Ночью, когда Люсьен возвращается в свою комнату, я пугливо съеживаюсь под одеялом и мечтаю о том, чтобы рядом со мной возлежало тело более грубого, более грозного и более нежного вора. Я намереваюсь вскоре вернуться к опасной жизни бродяги в самом злачном квартале самого злачного порта. Я брошу Люсьена. Пусть он выкручивается как может. Я уеду, отправлюсь в Барселону, Рио или куда-то еще, но сначала сяду в тюрьму. Я повстречаю там Сека Горги. Черный великан осторожно вытянется на моей спине. Негр, кромешнее ночи, окутает меня своим мраком. Его мышцы, возлежащие на мне, станут пульсирующими приливами могучего океана, стремящимися сойтись в неподатливой, неистово атакованной точке, и все его тело, сосредоточенное на своем желании, которое ведет к моему же благу, будет содрогаться от удовольствия. Потом мы замрем. Он продолжит свое погружение. Затем, сраженный дремотой, негр навалится на мои плечи и сокрушит меня своим мраком, в котором я мало-помалу растаю. Открыв рот, я буду чувствовать, как он цепенеет, прикованный своим стальным стержнем к этой сумрачной оси. Я обрету легкость. Я позабуду о всякой ответственности. И мой ясный взор — дар орла Ганимеду — воспарит над миром.
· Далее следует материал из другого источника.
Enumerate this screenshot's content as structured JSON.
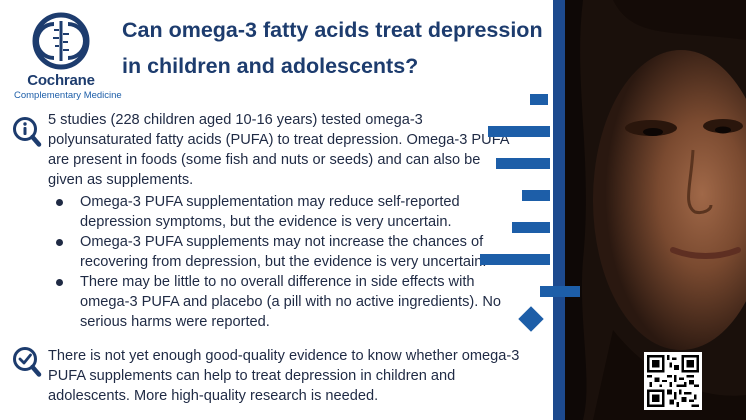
{
  "brand": {
    "name": "Cochrane",
    "subtitle": "Complementary Medicine",
    "color_dark": "#1d3c6e",
    "color_accent": "#1d5ea8"
  },
  "title": "Can omega-3 fatty acids treat depression in children and adolescents?",
  "summary": {
    "icon": "magnifier-info-icon",
    "intro": "5 studies (228 children aged 10-16 years) tested omega-3 polyunsaturated fatty acids (PUFA) to treat depression. Omega-3 PUFA are present in foods (some fish and nuts or seeds) and can also be given as supplements.",
    "findings": [
      "Omega-3 PUFA supplementation may reduce self-reported depression symptoms, but the evidence is very uncertain.",
      "Omega-3 PUFA supplements may not increase the chances of recovering from depression, but the evidence is very uncertain.",
      "There may be little to no overall difference in side effects with omega-3 PUFA and placebo (a pill with no active ingredients). No serious harms were reported."
    ]
  },
  "conclusion": {
    "icon": "magnifier-check-icon",
    "text": "There is not yet enough good-quality evidence to know whether omega-3 PUFA supplements can help to treat depression in children and adolescents. More high-quality research is needed."
  },
  "image": {
    "subject": "portrait-photo",
    "qr": "qr-code-icon"
  }
}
Чем больше я люблю Люсьена, тем быстрее пропадает у меня тяга к ворам и воровству. Я счастлив от того, что люблю его, но большая печаль, непостоянная, как тень, и тяжелая, словно негр, простирается над моей жизнью и слегка опирается на нее, едва касается и подавляет ее, проникая в мой приоткрытый рот: это сожаление о моем мифе. Благодаря любви к Люсьену я постигаю мерзкие нежности ностальгии. Чтобы с ним расстаться, я могу покинуть Францию. Тогда мне придется растворить его в своей ненависти к этой стране. Но у этого милого ребенка глаза и волосы, грудь и ноги идеальных воров, тех, которых я обожаю, и, если я брошу его, мне будет казаться, что я бросил их. Его спасение — в его обаянии.
Сегодня вечером, когда я гладил его кудри, он задумчиво проговорил:
— Мне так хотелось бы поглядеть на моего малыша.
Вместо того чтобы придать ему жесткость, эта фраза его смягчила. (Как-то раз, будучи проездом в каком-то городе, он сделал ребенка одной девушке.) Мой взгляд, устремленный на него, становится более нежным и серьезным. Я взираю на этого мальчугана с гордым лицом и улыбкой, с живыми, кроткими и лукавыми глазами, как смотрел бы на молодую супругу. Боль, которую я причиняю этому существу мужского пола, заставляет меня неожиданно уважать его, побуждает к новым нежностям, и эта глухая, отдаленная и почти затаенная боль расслабляет его, как воспоминание о родовых муках. Он улыбается мне, и меня еще больше распирает от счастья. Я чувствую, что моя ответственность возросла, как будто небо только что — в буквальном смысле слова — благословило наш союз. Однако сумеет ли он впоследствии позабыть в объятиях своих любовниц о том, чем был для меня? Что станет с его душой? Уйдет ли неизбывная боль? Отнесется ли он к этому столь же безразлично, как Ги; так же улыбаясь и пожимая плечами, попытается ли отбросить назад и развеять по ветру своей легкой походки эту тяжкую и глубокую боль — меланхолию раненого самца? Не появится ли у него небрежное отношение ко всему?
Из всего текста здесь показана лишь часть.